The company’s results and these analyst moves highlight the tension between near-term execution and enterprise demand for digital intelligence data. Investors and market participants will likely weigh the revenue and EPS shortfalls against the strength in remaining performance obligations and new product distribution.


Separate tools and services referenced alongside the reporting include a Fair Value calculator promoted to help assess whether SMWB is attractively valued, using a blend of 17 industry valuation models.
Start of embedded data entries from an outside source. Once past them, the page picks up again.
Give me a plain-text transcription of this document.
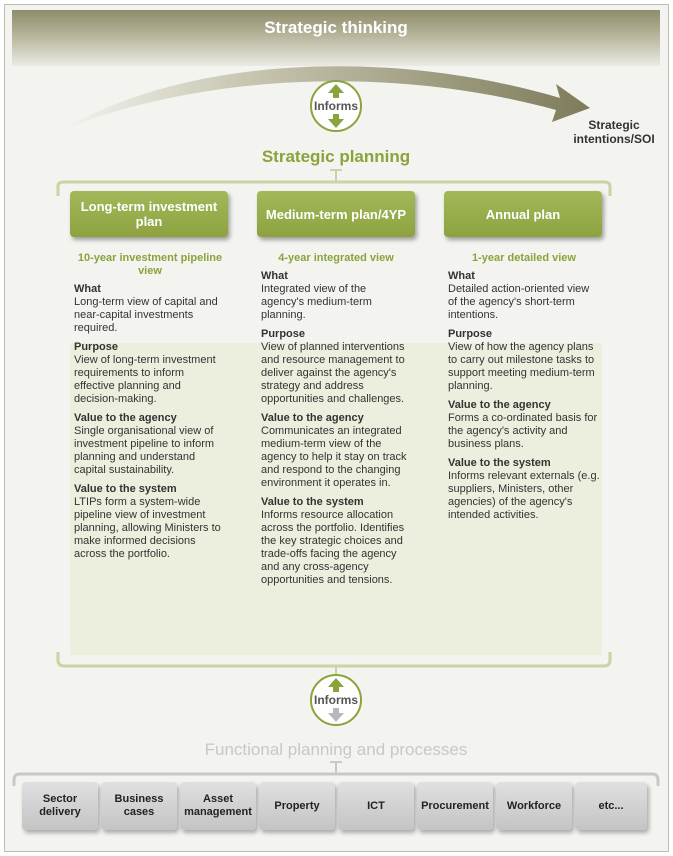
Strategic thinking
Strategic
intentions/SOI
Informs
Strategic planning
Long-term investment plan	Medium-term plan/4YP	Annual plan
10-year investment pipeline view
What
Long-term view of capital and near-capital investments required.
Purpose
View of long-term investment requirements to inform effective planning and decision-making.
Value to the agency
Single organisational view of investment pipeline to inform planning and understand capital sustainability.
Value to the system
LTIPs form a system-wide pipeline view of investment planning, allowing Ministers to make informed decisions across the portfolio.
4-year integrated view
What
Integrated view of the agency's medium-term planning.
Purpose
View of planned interventions and resource management to deliver against the agency's strategy and address opportunities and challenges.
Value to the agency
Communicates an integrated medium-term view of the agency to help it stay on track and respond to the changing environment it operates in.
Value to the system
Informs resource allocation across the portfolio. Identifies the key strategic choices and trade-offs facing the agency and any cross-agency opportunities and tensions.
1-year detailed view
What
Detailed action-oriented view of the agency's short-term intentions.
Purpose
View of how the agency plans to carry out milestone tasks to support meeting medium-term planning.
Value to the agency
Forms a co-ordinated basis for the agency's activity and business plans.
Value to the system
Informs relevant externals (e.g. suppliers, Ministers, other agencies) of the agency's intended activities.
Informs
Functional planning and processes
Sector delivery
Business cases
Asset management
Property	ICT	Procurement	Workforce	etc...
The tool is mentioned as a way to screen for undervalued stocks, including SMWB.

Risks

  • Near-term demand volatility and reported leadership changes could pressure growth and investor confidence - impacting the enterprise software and data services sectors.
  • Revenue and EPS misses create execution risk and may amplify stock volatility for Similarweb and comparable digital intelligence providers.
  • Analyst downgrades and lowered price targets reflect uncertainty about the company’s growth trajectory and could affect capital markets sentiment for data-centric tech companies.